Billabong wrote down the value of its investment in Nixon by $107 million, and took a $428 million impairment on goodwill and brands. The company has now written off around $1 billion from intangible assets over the past 12 months – mainly the result of a string of overvalued acquisitions.

Excluding significant items, net profit for the half year halved from $38 million in 2011 to $19 million in 2012. Profit was hit by falling earnings in Europe and the Americas, primarily as a result of store closures and weak trading conditions in Europe.

Having previously guided to full year earnings before interest, tax, depreciation and amortisation (EBITDA) of between $85 to $92 million, Billabong has now revised that forecast down to between $74 to $85 million, before significant items.
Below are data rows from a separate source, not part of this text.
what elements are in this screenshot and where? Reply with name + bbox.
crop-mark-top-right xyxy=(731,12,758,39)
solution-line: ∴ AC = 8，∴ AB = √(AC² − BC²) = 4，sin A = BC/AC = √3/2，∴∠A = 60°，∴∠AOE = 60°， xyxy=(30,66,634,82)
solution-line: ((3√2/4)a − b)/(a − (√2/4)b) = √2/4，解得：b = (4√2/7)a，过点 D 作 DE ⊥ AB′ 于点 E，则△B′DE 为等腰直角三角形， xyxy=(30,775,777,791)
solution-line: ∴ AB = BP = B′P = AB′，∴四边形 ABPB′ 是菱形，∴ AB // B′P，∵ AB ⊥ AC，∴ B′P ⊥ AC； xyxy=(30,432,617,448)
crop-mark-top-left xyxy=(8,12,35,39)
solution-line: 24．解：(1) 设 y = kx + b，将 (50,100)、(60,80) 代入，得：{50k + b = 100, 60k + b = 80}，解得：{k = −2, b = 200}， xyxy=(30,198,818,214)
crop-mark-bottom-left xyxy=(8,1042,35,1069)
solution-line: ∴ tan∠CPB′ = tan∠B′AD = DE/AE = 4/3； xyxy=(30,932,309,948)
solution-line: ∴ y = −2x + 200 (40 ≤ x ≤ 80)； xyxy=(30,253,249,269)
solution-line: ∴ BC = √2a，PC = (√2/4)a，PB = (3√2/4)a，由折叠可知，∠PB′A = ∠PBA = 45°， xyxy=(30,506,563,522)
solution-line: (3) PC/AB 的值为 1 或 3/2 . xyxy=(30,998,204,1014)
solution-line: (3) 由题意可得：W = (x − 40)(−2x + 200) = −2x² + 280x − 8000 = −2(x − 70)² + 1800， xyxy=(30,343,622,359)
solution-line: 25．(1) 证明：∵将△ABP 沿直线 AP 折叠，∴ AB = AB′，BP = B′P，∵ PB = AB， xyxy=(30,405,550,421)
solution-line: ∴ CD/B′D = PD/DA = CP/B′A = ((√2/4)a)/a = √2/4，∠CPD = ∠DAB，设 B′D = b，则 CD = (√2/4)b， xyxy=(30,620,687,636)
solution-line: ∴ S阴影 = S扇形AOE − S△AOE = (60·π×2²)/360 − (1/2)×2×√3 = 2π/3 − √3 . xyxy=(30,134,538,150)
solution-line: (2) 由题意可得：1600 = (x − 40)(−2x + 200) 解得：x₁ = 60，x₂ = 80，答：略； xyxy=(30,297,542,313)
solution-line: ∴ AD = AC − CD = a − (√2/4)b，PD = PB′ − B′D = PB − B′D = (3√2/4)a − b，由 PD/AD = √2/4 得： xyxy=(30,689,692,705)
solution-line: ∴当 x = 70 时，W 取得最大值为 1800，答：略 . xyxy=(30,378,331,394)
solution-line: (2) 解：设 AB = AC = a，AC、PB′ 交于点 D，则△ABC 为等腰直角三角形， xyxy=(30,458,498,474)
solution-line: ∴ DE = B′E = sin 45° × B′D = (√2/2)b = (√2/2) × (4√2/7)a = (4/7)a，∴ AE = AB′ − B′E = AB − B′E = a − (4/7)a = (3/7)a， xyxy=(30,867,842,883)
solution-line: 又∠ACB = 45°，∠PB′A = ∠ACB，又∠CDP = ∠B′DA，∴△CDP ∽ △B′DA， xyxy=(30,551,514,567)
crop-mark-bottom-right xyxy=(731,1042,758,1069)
Like Fairfax Media Holdings (ASX: FXJ), APN News & Media Limited (ASX: APN), and Seven West Media (ASX: SWM), Billabong has been forced to restructure  its business. The company has been closing unprofitable stores, cutting the number of its suppliers and improving its e-commerce platforms and infrastructure, as it faces increasing competition from online only retailers.

Foolish takeaway

Despite having two takeover offers on the table at $1.10 per share, investors have punished Billabong over today's results, with shares falling more than 4% to less than 90 cents at lunch time. The takeover overs are expected to finalised next month, but given recent disappointing results, it appears they are less likely to go ahead.